The maturity gap matters. When I built business applications at Xero or Amazon, we spent enormous effort on things end users never see: error handling, data integrity, permission models, and audit trails. The agent model doesn’t get a free pass on any of that. It needs more rigor because the system is taking autonomous actions on your behalf.
AI Needs a “Trustworthy Computing” Moment
In January 2002, Bill Gates sent an internal memo that changed Microsoft’s direction. He told the company to stop and make security a priority above all new features. That memo launched the Trustworthy Computing initiative. It was painful. It slowed product releases. It cost real money and real momentum.
It also turned out to be one of the smartest strategic moves in Microsoft’s history. Enterprise customers trusted Microsoft because it took security seriously. That trust became a competitive advantage that lasted for decades.
AI agents need the same kind of reckoning. Right now, every lab is racing to ship capabilities. More tools. More connectors. More autonomy. More actions the agent can take on your behalf. Nobody is pumping the brakes to ask: how do we make this trustworthy enough for a Fortune 500 company to hand it the keys to their file systems, their email, their financial data?
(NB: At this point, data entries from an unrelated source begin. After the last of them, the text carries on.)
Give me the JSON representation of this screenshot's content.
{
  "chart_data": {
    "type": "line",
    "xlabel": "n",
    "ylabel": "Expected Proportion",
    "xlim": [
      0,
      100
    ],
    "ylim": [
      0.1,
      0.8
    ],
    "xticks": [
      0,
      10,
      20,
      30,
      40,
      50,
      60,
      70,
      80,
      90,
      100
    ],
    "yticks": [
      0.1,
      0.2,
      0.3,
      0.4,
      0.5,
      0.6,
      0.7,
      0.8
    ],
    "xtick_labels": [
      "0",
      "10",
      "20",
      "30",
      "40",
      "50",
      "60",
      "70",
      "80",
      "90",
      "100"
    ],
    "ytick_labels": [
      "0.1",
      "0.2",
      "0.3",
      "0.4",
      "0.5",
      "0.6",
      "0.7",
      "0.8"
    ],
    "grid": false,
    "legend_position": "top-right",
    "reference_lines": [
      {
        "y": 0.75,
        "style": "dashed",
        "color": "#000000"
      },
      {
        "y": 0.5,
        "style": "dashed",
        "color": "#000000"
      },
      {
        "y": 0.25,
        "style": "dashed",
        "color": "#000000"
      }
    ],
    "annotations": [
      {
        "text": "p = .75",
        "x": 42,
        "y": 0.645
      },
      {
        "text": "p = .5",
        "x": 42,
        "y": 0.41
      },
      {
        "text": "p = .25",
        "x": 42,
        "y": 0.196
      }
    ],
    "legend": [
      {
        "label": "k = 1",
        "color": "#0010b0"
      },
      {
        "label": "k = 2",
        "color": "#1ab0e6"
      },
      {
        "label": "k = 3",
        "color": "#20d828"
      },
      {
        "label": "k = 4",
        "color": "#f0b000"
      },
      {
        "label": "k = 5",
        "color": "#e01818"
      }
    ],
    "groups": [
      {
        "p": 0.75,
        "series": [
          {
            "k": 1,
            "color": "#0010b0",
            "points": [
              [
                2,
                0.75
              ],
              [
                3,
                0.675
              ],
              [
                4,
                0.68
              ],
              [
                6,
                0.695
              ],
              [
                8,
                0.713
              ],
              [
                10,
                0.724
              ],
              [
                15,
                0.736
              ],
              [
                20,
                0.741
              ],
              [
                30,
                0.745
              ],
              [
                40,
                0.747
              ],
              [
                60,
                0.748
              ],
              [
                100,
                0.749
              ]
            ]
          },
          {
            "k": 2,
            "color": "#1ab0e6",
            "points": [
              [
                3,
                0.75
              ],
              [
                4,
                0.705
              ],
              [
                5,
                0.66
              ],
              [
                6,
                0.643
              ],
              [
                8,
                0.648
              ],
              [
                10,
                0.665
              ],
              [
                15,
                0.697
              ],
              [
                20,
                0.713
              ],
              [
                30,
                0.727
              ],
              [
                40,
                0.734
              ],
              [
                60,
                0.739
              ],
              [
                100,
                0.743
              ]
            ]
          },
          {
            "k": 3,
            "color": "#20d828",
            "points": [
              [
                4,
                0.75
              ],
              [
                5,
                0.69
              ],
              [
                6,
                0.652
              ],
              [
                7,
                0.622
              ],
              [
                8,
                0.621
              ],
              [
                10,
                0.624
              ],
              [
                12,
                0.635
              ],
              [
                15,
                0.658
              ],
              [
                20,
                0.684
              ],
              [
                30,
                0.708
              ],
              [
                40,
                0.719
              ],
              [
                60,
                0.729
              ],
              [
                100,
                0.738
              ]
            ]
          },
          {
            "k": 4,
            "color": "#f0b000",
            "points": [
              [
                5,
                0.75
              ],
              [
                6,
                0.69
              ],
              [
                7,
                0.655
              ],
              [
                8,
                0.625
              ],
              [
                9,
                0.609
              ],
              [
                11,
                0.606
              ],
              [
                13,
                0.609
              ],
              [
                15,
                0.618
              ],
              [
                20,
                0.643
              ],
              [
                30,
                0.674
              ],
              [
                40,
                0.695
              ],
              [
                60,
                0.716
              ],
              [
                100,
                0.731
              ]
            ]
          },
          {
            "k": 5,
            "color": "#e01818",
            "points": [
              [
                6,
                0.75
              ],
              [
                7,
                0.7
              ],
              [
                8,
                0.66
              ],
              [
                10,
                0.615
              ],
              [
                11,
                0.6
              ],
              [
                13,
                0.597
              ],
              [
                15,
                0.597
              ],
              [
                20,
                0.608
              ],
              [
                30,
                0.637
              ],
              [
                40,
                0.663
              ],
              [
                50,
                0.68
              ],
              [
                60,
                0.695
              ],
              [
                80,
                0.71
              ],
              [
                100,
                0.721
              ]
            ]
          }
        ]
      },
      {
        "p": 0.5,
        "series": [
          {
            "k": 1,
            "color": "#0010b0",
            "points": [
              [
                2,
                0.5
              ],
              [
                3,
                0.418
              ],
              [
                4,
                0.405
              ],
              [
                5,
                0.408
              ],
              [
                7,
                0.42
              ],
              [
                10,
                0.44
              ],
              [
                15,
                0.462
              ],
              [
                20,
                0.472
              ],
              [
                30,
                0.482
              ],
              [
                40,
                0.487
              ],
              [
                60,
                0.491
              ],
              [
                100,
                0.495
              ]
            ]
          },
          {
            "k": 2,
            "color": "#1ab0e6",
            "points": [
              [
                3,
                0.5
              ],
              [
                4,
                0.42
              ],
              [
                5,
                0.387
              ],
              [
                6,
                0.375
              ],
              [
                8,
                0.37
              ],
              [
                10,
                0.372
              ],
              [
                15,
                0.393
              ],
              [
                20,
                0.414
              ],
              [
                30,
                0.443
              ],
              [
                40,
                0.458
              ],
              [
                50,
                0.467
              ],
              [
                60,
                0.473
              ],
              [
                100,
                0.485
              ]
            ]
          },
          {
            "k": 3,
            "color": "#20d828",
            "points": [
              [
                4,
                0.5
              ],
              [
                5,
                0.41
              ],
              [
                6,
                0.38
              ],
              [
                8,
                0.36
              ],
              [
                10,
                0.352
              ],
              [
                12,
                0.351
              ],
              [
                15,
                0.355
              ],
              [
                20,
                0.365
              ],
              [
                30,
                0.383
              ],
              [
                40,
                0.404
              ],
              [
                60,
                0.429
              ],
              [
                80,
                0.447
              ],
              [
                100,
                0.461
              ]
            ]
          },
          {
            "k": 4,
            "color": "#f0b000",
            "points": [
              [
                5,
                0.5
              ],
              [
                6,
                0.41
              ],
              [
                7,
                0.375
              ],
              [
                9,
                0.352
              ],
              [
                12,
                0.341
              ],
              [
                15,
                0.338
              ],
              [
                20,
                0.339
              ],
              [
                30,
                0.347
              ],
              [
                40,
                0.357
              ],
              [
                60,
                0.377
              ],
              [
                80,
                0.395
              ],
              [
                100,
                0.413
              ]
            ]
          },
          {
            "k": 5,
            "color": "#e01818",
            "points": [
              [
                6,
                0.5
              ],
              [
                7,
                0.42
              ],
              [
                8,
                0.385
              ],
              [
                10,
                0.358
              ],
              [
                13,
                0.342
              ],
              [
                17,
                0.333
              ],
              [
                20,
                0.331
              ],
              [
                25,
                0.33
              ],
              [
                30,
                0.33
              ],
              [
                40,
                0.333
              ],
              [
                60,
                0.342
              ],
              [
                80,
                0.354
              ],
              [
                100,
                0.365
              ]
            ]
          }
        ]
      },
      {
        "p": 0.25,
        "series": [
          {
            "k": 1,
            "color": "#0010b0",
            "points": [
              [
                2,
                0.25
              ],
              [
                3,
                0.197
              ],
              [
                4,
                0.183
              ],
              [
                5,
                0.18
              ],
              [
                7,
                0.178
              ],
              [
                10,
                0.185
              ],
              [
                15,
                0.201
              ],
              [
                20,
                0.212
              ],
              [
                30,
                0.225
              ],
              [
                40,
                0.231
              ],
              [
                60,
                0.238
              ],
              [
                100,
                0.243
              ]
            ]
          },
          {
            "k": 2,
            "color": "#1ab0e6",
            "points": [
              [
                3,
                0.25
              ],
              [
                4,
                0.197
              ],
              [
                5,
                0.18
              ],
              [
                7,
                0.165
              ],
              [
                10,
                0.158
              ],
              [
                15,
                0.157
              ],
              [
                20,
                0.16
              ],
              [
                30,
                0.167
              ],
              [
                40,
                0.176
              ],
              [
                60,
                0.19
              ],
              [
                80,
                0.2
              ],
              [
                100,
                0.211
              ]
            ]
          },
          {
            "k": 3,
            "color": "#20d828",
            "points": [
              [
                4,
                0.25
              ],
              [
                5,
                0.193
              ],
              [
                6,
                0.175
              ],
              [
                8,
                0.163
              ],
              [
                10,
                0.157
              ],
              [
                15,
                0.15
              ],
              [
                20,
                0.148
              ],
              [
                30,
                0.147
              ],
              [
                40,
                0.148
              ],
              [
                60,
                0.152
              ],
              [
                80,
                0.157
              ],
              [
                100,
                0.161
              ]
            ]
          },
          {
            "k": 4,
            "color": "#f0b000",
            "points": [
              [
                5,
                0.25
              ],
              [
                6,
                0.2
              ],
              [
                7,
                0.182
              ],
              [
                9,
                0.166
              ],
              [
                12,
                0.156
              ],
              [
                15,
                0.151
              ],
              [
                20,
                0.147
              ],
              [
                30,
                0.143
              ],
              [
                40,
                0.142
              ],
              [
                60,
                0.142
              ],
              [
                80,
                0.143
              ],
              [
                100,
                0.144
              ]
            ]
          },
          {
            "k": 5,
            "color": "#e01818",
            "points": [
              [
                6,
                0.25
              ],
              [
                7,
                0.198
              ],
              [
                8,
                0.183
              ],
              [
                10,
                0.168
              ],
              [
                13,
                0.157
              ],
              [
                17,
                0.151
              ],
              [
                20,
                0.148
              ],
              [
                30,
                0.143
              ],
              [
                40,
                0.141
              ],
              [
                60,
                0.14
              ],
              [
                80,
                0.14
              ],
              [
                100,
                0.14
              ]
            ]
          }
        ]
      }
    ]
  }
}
Prompt injection remains an unsolved problem across the industry. Agent permissions are too broad. Skill repositories lack adequate vetting. Audit trails are thin or missing. The security posture of most AI agent deployments today would make any enterprise CISO break out in a cold sweat.
This is where Microsoft could flip its defensive position into an advantage. They have billions invested in both OpenAI and Anthropic. They have Azure as the infrastructure layer. They have decades of enterprise security credibility, built specifically from that Trustworthy Computing moment 24 years ago. And they have relationships with every large enterprise IT department on the planet.
If Microsoft can become the trusted security and governance layer for AI agents (regardless of which lab’s model powers them), they don’t need to win the agent race outright. They can be the platform that makes agents safe enough for the enterprise. That’s a different game than trying to out-feature Cowork or OpenClaw. It plays to Microsoft’s deepest strengths.
The question is whether Microsoft’s leadership sees it that way. The Copilot team is focused on embedding AI into Office. The Azure team is focused on selling compute. The investments in OpenAI and Anthropic are structured as financial bets, not product strategy. Someone at Microsoft needs to connect these pieces and say: Our job is to make AI agents trustworthy. That’s the 2026 version of the Gates memo.
What I’m Watching
The architectural threat to Office is real. AI agents will increasingly sit between users and their work. That reduces the importance of any single application. This is a logical outcome of models that can read, reason, plan, and execute across file systems and services.
The timeline is uncertain. The security gaps are not small. Enterprise buyers move slowly for good reasons. Microsoft has massive distribution and switching costs on its side. This isn’t happening next quarter.
But the direction is clear. Every major AI lab is converging on the same vision of autonomous personal agents. The open-source community is building the connective tissue. And $285 billion in market reaction tells you that serious investors believe this is coming.
Microsoft has two paths. They can keep bolting Copilot features onto Office and hope the suite remains the center of gravity. Or they can own the trust layer that makes the entire AI agent ecosystem safe for business. The first path is defensive. The second could define the next era of enterprise computing, as Trustworthy Computing defined the last one.
If I were back in that building in Redmond, I know which memo I’d be writing.
The lobster is coming. The question is, who makes it safe enough to let inside?
I’ve spent 30+ years in tech product management and leadership, including roles at Microsoft (Office, Bing), Xero, Cisco Webex, Amazon Chime, and Amazon WorkDocs. These views are my own.